Generating_MILP_Model
Generating_MILP_Model_for_6round_Xoodyak.py: is meant to build the MILP model for 6-round and search for 31 cube variable and also solve the built MILP model
MILP_Model_for_6round_Xoodyak.lp: is the MILP model built by the python file "Generating_MILP_Model_for_6round_Xoodyak.py"
MILP_Model_for_6round_Xoodyak.sol: is the solution file of "MILP_Model_for_6round_Xoodyak.lp", solved by the Gurobi
Generating_MILP_Model_for_7round_Xoodyak.py: is meant to build the MILP model for 7-round and search for 63 cube variable and also solve the built MILP model
MILP_Model_for_7round_Xoodyak.lp: is the MILP model built by the python file "Generating_MILP_Model_for_7round_Xoodyak.py"
MILP_Model_for_7round_Xoodyak.sol: is the solution file of "MILP_Model_for_7round_Xoodyak.lp", solved by the Gurobi
Key_Recovery_experiments_for_6round
Key_recovery_on_6round_Xoodyak.cpp: is meant to recover the key-bit k67 + k90 + k104 + k195 + k218 + k323 + k346 according to Table 2 on the paper.
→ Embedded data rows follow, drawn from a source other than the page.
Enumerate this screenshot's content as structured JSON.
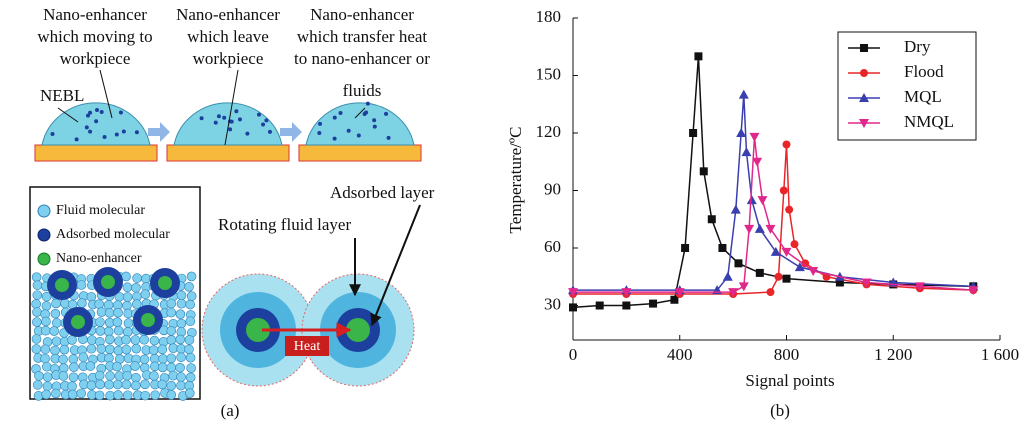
{
  "diagram": {
    "steps": [
      {
        "lines": [
          "Nano-enhancer",
          "which moving to",
          "workpiece"
        ]
      },
      {
        "lines": [
          "Nano-enhancer",
          "which leave",
          "workpiece"
        ]
      },
      {
        "lines": [
          "Nano-enhancer",
          "which transfer heat",
          "to nano-enhancer or",
          "fluids"
        ]
      }
    ],
    "layer_label": "NEBL",
    "legend": [
      "Fluid molecular",
      "Adsorbed molecular",
      "Nano-enhancer"
    ],
    "adsorbed_layer": "Adsorbed layer",
    "rotating_layer": "Rotating fluid layer",
    "heat": "Heat",
    "caption": "(a)"
  },
  "chart_data": {
    "type": "line",
    "caption": "(b)",
    "x_label": "Signal points",
    "y_label": "Temperature/ºC",
    "xlim": [
      0,
      1600
    ],
    "ylim": [
      12,
      180
    ],
    "xticks": [
      0,
      400,
      800,
      {
        "value": 1200,
        "label": "1 200"
      },
      {
        "value": 1600,
        "label": "1 600"
      }
    ],
    "yticks": [
      30,
      60,
      90,
      120,
      150,
      180
    ],
    "legend_position": "upper right",
    "series": [
      {
        "name": "Dry",
        "color": "#111111",
        "marker": "square",
        "x": [
          0,
          100,
          200,
          300,
          380,
          420,
          450,
          470,
          490,
          520,
          560,
          620,
          700,
          800,
          1000,
          1200,
          1500
        ],
        "values": [
          29,
          30,
          30,
          31,
          33,
          60,
          120,
          160,
          100,
          75,
          60,
          52,
          47,
          44,
          42,
          41,
          40
        ]
      },
      {
        "name": "Flood",
        "color": "#e8262a",
        "marker": "circle",
        "x": [
          0,
          200,
          400,
          600,
          740,
          770,
          790,
          800,
          810,
          830,
          870,
          950,
          1100,
          1300,
          1500
        ],
        "values": [
          36,
          36,
          36,
          36,
          37,
          45,
          90,
          114,
          80,
          62,
          52,
          45,
          41,
          39,
          38
        ]
      },
      {
        "name": "MQL",
        "color": "#3a3fb0",
        "marker": "triangle",
        "x": [
          0,
          200,
          400,
          540,
          580,
          610,
          630,
          640,
          650,
          670,
          700,
          760,
          850,
          1000,
          1200,
          1500
        ],
        "values": [
          38,
          38,
          38,
          38,
          45,
          80,
          120,
          140,
          110,
          85,
          70,
          58,
          50,
          45,
          42,
          40
        ]
      },
      {
        "name": "NMQL",
        "color": "#e0288c",
        "marker": "triangle-down",
        "x": [
          0,
          200,
          400,
          600,
          640,
          660,
          680,
          690,
          710,
          740,
          800,
          900,
          1100,
          1300,
          1500
        ],
        "values": [
          37,
          37,
          37,
          37,
          40,
          70,
          118,
          105,
          85,
          70,
          58,
          48,
          42,
          40,
          38
        ]
      }
    ]
  }
}
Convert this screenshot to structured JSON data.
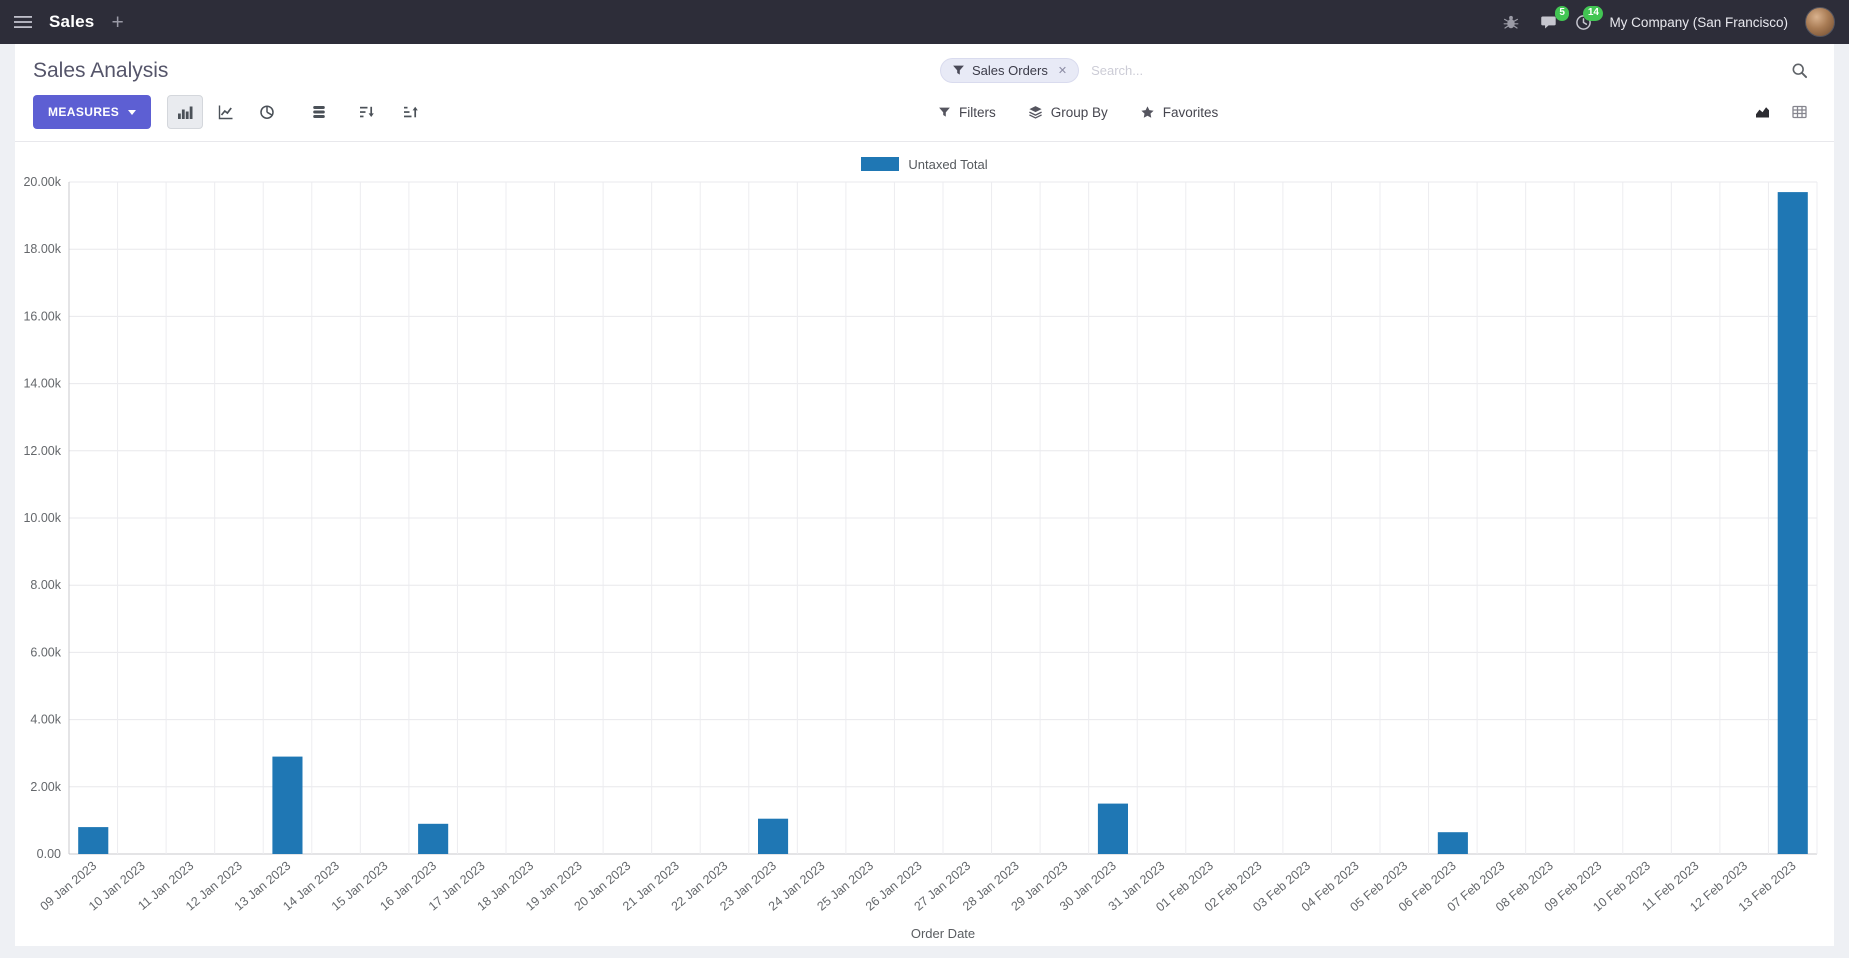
{
  "colors": {
    "accent": "#5D5FD3",
    "bar": "#1f77b4",
    "badge": "#42c553",
    "navbar": "#2d2d39"
  },
  "navbar": {
    "app_name": "Sales",
    "company": "My Company (San Francisco)",
    "messages_badge": "5",
    "activities_badge": "14"
  },
  "control_panel": {
    "title": "Sales Analysis",
    "measures_label": "MEASURES",
    "search": {
      "facet": "Sales Orders",
      "remove_facet": "✕",
      "placeholder": "Search..."
    },
    "filters_label": "Filters",
    "group_by_label": "Group By",
    "favorites_label": "Favorites"
  },
  "icons": {
    "apps_menu": "hamburger",
    "new_tab": "plus",
    "debug": "bug",
    "messages": "chat-bubble",
    "activities": "clock",
    "search": "magnifier",
    "filter": "funnel",
    "group_by": "layers",
    "favorites": "star",
    "chart_bar": "bar-chart",
    "chart_line": "line-chart",
    "chart_pie": "pie-chart",
    "stacked": "stacked-bars",
    "sort_desc": "sort-descending",
    "sort_asc": "sort-ascending",
    "view_graph": "area-chart",
    "view_pivot": "table-grid"
  },
  "chart_data": {
    "type": "bar",
    "title": "",
    "xlabel": "Order Date",
    "ylabel": "",
    "ylim": [
      0,
      20000
    ],
    "ytick_step": 2000,
    "ytick_labels": [
      "0.00",
      "2.00k",
      "4.00k",
      "6.00k",
      "8.00k",
      "10.00k",
      "12.00k",
      "14.00k",
      "16.00k",
      "18.00k",
      "20.00k"
    ],
    "grid": true,
    "legend_position": "top",
    "categories": [
      "09 Jan 2023",
      "10 Jan 2023",
      "11 Jan 2023",
      "12 Jan 2023",
      "13 Jan 2023",
      "14 Jan 2023",
      "15 Jan 2023",
      "16 Jan 2023",
      "17 Jan 2023",
      "18 Jan 2023",
      "19 Jan 2023",
      "20 Jan 2023",
      "21 Jan 2023",
      "22 Jan 2023",
      "23 Jan 2023",
      "24 Jan 2023",
      "25 Jan 2023",
      "26 Jan 2023",
      "27 Jan 2023",
      "28 Jan 2023",
      "29 Jan 2023",
      "30 Jan 2023",
      "31 Jan 2023",
      "01 Feb 2023",
      "02 Feb 2023",
      "03 Feb 2023",
      "04 Feb 2023",
      "05 Feb 2023",
      "06 Feb 2023",
      "07 Feb 2023",
      "08 Feb 2023",
      "09 Feb 2023",
      "10 Feb 2023",
      "11 Feb 2023",
      "12 Feb 2023",
      "13 Feb 2023"
    ],
    "series": [
      {
        "name": "Untaxed Total",
        "color": "#1f77b4",
        "values": [
          800,
          0,
          0,
          0,
          2900,
          0,
          0,
          900,
          0,
          0,
          0,
          0,
          0,
          0,
          1050,
          0,
          0,
          0,
          0,
          0,
          0,
          1500,
          0,
          0,
          0,
          0,
          0,
          0,
          650,
          0,
          0,
          0,
          0,
          0,
          0,
          19700
        ]
      }
    ]
  }
}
First a random Key is generated, then by knowing the correct value of k67 + k90 + k104 + k195 + k218 + k323 + k346 , all of the bit-values of 0 and 1 in the position A[0][2][21] is tested. For the correct value we will have zero cube sums.
Verifing_Correctness_of_Cube_Vars_for_6round: is meant to verify the correctness of the cube variables in table 2 and proving that different keys has no influence on having zero cube sums by the obtained cube variables on Table 2.